<< Incoherent Policy, Incoherently Executed | Main | Incoherent Policy, Incoherently Executed, Part II >>


Oops

| 1 Comment
John O'Connor reports for AP:

Nearly six weeks after Illinois Gov. Pat Quinn halted an early prisoner release program that set free hundreds of potentially violent inmates, his administration is still struggling to identify which criminals -- or even how many -- got out.
*                                *                              *

MGT Push, which got its name from accelerating inmate awards of good-conduct credit, or "meritorious good time," continues to cause problems for Quinn, who is up against state Comptroller Dan Hynes in the Feb. 2 Democratic primary for governor.

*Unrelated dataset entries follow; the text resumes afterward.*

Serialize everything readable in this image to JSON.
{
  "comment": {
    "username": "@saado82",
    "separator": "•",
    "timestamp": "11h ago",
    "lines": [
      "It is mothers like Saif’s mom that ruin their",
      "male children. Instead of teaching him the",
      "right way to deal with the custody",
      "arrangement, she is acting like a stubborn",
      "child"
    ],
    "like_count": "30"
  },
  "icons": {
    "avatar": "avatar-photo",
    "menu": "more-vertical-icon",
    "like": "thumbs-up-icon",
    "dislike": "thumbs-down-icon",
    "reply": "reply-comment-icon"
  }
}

Hynes has made the botched program the center of his attacks on the incumbent. Quinn has been seemingly inconsistent in his explanations of the program and what he knew about it.

*                                *                              *

MGT Push involved awarding up to six months of good-conduct credit to prisoners as soon as they entered the gates and before they had time to show they deserved any good-behavior time off.

Corrections also dropped a 61-day minimum stay for all inmates, meaning scores of prisoners spent a total of less than three weeks behind bars, including county jail time. They served, on average, 26 days in the state pen, from as few as seven to 60, just below the old minimum.

On the updated list, at least 230 released early were convicted of violent crimes or those that involved weapons.

1 Comment

This program released a particularly awful criminal. A man savagely beat a woman on a Chicago street (she was in a coma and had serious injuries from which it took months to recover). He received a scant three years in jail. Quinn's policy let him go after a short stint. Why do people think that such a policy is anywhere close to acceptable? Governor Quinn basically told the victim that she was irrelevant.